I think you've missed a third option of how this happens. And it's the most likely.
In the show, Bran is trying to change the past. BR stops him, but now he's gone.
We know that he can warg into people
during his visions of the past, but that everything he does only results in things playing out the way they were meant to. "The ink is dry."
The logical solution then is for Bran to travel back in time trying to change things in the past. Each time he fails, he travels further back the next time.
Ultimately you'd think Bran would try the most straightforward thing, travel back to the moment the WW were created and attempt to prevent their creation in the first place.
Of course, he can't actually change things. So things play out the way they always have.
Bran thinks he's friends with the Children. But 8,000 years ago he was not, in fact the children were at war with Men.
He attempts to warg into the man we saw in s6e5 and reason with the Children. Instead they sacrifice the man tied to the tree in an attempt to create a weapon.
Unbeknownst to them, the worlds most powerful greenseer is inside of this man.
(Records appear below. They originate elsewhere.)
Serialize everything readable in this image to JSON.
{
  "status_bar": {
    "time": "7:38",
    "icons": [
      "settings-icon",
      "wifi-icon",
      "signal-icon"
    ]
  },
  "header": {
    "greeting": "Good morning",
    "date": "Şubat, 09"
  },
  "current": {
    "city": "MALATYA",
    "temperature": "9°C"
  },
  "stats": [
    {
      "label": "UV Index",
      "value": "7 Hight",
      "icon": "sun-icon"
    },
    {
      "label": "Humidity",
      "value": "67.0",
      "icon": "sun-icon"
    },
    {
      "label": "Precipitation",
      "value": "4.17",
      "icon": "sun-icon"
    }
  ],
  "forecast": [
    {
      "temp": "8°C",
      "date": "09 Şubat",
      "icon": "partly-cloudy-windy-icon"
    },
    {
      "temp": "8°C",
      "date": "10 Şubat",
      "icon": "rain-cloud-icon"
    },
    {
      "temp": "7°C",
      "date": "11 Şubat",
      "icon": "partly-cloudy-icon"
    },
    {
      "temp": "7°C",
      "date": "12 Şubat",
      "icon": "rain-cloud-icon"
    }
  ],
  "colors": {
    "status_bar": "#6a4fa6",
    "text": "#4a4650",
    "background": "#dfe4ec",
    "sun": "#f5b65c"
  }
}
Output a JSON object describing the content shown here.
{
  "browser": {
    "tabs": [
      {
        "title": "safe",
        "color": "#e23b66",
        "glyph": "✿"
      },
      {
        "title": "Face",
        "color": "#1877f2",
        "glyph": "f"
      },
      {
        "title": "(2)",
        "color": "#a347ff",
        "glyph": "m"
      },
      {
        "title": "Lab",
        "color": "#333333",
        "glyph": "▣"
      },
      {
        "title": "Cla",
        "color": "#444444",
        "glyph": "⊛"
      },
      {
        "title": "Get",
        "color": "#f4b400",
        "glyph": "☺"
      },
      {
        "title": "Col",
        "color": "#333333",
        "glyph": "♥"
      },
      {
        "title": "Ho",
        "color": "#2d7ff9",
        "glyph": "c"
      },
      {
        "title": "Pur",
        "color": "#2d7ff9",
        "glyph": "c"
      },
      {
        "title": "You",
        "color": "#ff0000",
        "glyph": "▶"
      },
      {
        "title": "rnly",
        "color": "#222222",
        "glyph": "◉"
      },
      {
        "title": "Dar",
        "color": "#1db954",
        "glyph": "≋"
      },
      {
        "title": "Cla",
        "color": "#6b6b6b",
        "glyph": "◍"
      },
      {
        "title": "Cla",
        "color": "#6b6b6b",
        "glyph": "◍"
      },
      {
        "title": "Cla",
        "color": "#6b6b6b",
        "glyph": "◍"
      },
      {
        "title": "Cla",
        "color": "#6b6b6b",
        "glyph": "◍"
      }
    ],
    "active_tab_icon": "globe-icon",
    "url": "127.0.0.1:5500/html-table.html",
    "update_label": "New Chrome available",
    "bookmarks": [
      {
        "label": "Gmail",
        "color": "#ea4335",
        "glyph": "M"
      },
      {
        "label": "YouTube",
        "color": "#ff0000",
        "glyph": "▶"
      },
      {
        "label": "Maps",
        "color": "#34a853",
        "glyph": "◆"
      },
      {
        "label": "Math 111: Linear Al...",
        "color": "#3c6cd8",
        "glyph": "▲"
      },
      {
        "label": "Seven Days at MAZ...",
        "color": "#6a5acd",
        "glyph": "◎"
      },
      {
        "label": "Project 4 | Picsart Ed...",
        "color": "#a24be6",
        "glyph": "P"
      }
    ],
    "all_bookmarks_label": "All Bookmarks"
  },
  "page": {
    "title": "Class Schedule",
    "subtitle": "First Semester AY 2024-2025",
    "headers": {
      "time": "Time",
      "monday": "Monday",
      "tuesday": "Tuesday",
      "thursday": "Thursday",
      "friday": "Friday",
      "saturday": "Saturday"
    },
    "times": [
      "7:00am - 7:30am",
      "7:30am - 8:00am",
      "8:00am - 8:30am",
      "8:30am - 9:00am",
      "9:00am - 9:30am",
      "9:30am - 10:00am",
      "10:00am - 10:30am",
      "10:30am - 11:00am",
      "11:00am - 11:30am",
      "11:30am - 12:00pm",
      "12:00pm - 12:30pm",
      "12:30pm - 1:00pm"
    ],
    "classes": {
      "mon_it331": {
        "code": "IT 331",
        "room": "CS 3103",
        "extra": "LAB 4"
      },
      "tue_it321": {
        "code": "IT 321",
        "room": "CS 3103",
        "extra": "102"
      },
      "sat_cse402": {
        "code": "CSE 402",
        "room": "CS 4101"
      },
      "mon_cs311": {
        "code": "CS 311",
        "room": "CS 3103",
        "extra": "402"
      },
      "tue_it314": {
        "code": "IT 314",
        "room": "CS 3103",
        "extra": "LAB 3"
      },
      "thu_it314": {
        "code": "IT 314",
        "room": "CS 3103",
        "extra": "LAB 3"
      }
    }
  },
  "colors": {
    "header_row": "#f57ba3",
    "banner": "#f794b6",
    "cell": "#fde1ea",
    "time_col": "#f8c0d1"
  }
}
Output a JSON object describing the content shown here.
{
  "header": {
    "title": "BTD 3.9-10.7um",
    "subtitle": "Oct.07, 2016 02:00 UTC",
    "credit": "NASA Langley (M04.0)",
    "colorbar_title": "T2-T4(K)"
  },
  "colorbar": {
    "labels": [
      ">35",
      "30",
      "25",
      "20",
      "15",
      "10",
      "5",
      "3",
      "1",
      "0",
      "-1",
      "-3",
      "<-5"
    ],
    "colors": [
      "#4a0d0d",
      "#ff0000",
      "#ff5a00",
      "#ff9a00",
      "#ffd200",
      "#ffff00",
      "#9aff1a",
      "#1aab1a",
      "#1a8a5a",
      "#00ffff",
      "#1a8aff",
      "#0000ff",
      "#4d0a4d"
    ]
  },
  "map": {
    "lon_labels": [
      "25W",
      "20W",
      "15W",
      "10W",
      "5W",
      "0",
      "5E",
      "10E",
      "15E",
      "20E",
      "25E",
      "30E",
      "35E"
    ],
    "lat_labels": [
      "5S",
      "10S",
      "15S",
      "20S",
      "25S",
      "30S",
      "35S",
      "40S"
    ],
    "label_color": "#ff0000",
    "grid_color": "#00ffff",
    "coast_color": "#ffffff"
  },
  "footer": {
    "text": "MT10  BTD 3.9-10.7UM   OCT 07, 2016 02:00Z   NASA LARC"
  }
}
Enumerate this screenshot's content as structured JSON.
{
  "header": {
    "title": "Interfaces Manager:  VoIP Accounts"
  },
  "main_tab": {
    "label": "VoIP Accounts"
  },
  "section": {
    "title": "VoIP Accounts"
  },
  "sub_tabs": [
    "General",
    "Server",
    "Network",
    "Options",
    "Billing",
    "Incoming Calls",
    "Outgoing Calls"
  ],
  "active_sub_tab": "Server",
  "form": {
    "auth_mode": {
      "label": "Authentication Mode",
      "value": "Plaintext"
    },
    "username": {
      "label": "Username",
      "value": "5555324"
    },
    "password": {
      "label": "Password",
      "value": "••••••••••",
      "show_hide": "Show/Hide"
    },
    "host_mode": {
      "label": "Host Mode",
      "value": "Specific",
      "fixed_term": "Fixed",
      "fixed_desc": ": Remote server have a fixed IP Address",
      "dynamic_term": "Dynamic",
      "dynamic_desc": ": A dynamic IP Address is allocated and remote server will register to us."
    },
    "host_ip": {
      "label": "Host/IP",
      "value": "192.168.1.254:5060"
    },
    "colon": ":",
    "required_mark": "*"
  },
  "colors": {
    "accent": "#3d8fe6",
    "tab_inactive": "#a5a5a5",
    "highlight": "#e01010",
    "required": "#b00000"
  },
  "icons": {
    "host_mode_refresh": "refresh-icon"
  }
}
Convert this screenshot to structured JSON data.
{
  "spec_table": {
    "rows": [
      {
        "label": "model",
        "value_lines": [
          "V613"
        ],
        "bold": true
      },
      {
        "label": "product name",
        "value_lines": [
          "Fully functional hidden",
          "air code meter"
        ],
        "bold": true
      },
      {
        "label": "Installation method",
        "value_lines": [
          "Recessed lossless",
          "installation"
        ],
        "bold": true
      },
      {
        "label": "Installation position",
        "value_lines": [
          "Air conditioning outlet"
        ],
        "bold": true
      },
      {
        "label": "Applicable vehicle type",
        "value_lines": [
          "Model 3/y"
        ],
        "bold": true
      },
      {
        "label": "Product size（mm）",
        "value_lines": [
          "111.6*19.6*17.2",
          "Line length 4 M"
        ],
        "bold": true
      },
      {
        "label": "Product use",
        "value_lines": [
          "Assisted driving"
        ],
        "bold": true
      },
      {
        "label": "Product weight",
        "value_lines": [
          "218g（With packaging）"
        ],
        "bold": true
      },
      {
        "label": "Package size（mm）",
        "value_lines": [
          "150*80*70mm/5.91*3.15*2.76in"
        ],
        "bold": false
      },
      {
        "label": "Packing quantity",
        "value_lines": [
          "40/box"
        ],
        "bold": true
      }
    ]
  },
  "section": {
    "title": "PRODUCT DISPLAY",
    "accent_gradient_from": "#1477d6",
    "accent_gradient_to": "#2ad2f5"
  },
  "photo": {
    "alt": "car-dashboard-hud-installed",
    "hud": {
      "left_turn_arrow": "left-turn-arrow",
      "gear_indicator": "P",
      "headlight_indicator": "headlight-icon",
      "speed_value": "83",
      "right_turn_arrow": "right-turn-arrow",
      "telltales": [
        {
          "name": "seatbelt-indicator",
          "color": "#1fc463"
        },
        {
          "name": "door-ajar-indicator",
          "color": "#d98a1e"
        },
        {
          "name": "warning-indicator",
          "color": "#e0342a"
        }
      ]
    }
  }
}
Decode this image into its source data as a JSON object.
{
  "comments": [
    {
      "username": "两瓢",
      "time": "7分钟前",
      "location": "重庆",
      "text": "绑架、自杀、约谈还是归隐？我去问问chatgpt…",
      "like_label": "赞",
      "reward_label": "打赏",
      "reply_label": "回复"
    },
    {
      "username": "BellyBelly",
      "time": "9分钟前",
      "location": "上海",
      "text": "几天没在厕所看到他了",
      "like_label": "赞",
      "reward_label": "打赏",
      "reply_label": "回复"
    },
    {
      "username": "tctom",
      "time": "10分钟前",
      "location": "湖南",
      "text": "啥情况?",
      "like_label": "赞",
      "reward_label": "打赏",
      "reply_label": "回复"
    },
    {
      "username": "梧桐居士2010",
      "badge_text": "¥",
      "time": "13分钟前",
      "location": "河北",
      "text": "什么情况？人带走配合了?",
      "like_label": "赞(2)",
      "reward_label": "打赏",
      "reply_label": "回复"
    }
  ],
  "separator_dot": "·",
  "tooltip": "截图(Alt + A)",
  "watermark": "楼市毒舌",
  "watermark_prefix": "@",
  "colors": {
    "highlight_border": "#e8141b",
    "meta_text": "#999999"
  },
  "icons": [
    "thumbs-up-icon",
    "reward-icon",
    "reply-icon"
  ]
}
That's how the weapon turns against the Children, and that's why he can seemingly warg the dead.
Driven by a hatred of the Children for cursing him to an icy immortality, Bran/NK wants just three things:
- He wants to eliminate the Children, the people that betrayed him.
- He wants to see his home and his family again.
- He wants to finally die after 8,000 years.
So the Wall comes down and the WW reach winterfell. Bran/NK is finally home.
Meanwhile, the Bran that we know probably hangs out on the isle of faces with the last Children. As Jon/Dany clash with the WW, Bran/NK is reunited with his brother (cousin).
Bran needs to take his own life to save his family, because the WW don't exist absent his presence in the Children's sacrifice. Simultaneously, Bran/NK wants the same thing. He knows that if he kills our Bran, he'll be released from his icy prison, because he's really killing himself.
The ink is dry must play a factor somehow, as must the bittersweet ending.
I would bet that Bran is simply destined to become the NK, and nothing he can do will stop it. And so In the end he will become the NK. But Jon will prevail in the battle against him, unknowingly killing his own brother.
Honestly it seems like the show will almost certainly go this route.